Köylerin Öğretmensiz Bırakılması Sosyal Bir Kayıptır
Öte yandan köy öğretmenlerinin sadece okullardaki çocukları eğittiğini düşünmek, köy okulunun ve öğretmenin işlevini hafife almak olacaktır. Köy öğretmenleri sadece okuma yazma öğretmez, sadece bilgi vermez, köyde etkileşimde bulundukları herkese model olurlar. Köyde öğretmenin olmaması köyün gelişimi adına da bir kayıptır.
Kız Çocukları Eğitim Dışı Kalmaktadır
Taşımalı eğitimin belki de en olumsuz etkisi ise kız öğrenciler üzerinedir. Pek çok aile, ulaşım şartlarının zorluğu, ekonomik yükü nedeniyle kız öğrencilerini uzak okullara göndermek istememekte; bu nedenle okulsuz köylerdeki kız öğrencilerin eğitimlerini tamamlama fısatları ellerinden alınmaktadır.
Boş Kalan Okul Binaları Harap Oluyor!
Kapılarına kilit vurulan okul binaları ise korunamamakta, harap olmakta, hem milyarlık yatırımlar boşa gitmekte hem de köy çocuklarının nitelikli eğitim alması engellenmektedir.

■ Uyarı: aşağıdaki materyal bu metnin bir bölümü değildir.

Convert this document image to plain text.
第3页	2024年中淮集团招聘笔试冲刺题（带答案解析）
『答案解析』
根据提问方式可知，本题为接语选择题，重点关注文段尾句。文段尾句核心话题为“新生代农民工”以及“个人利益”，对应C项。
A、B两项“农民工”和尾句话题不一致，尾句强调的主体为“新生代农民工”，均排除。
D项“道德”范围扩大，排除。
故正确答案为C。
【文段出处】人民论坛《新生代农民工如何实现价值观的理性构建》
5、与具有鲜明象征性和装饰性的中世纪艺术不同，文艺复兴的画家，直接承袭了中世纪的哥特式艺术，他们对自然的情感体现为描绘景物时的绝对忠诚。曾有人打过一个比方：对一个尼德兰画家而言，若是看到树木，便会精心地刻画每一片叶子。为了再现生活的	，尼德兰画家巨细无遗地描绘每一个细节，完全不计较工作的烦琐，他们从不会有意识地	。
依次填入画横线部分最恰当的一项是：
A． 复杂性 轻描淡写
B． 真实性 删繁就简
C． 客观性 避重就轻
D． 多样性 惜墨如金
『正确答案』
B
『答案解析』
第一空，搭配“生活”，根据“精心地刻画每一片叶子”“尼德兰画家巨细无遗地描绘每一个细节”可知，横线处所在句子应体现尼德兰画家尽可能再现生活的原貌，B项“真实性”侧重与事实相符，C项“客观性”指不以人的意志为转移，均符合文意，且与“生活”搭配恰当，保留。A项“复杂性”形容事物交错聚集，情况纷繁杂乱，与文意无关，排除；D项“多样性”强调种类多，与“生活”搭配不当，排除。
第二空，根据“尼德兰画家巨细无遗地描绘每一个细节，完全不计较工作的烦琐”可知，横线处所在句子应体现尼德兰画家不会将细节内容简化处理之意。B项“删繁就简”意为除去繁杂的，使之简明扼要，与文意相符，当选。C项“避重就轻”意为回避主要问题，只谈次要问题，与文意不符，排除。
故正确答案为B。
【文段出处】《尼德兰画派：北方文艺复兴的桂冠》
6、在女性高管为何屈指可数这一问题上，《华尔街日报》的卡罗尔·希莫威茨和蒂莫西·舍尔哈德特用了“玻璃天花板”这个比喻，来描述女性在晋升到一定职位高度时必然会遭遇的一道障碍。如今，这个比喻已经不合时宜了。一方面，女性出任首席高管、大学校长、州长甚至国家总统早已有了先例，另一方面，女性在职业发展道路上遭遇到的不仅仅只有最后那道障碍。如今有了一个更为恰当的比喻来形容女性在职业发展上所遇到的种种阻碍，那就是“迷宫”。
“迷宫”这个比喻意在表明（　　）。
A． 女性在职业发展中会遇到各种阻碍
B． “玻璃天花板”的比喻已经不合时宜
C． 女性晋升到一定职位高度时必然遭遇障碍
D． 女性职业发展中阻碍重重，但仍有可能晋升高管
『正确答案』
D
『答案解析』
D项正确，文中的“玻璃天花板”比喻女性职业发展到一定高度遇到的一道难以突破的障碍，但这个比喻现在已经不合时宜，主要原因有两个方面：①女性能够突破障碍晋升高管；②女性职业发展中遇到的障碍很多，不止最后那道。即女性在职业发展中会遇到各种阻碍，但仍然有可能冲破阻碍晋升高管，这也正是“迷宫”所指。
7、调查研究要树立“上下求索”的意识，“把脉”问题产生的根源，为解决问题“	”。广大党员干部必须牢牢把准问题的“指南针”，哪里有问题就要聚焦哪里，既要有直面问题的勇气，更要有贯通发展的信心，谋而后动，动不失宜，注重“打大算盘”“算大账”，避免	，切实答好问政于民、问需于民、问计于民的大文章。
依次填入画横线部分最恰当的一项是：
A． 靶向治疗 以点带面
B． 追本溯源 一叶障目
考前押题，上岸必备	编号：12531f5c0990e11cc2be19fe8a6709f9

Eğitim Vermek Devletin asli Görevidir
Yazımızı bitirirken vatandaşları eğitmenin, bu amaçla etkili politikalar, hizmetler geliştirmenin devletlerin asli görevlerinden biri olduğunun altını bir kez daha çizelim. Vatandaşlarını eğitmek amacıyla;
- İhtiyaç olan her yerleşim birimine okul açmak,
- Özellikle sosyo-ekonomik olarak az gelişmiş bölgelere yapılacak eğitim yatırımlarına nitelik ve niceliksel olarak öncelik vermek,
- Kırsal bölgelerde öğretmenlerin bulunması için farklı insiyatif politikaları geliştirmek,
- kız çocuklarının eğitim içinde olabildiğince uzun kalması ve meslek sahibi olması konusunda destek sağlamak,
- Eğitim hizmetinin her çocuğa eşit ve en iyi koşullarda ulaşımını sağlamak devletlerin temel görevlerindendir diyelim ve altını çizelim köy okullarının yeniden açılmaya başlaması, kırsal kesimdeki çocukların geleceğini değiştirecek bir karar olacaktır.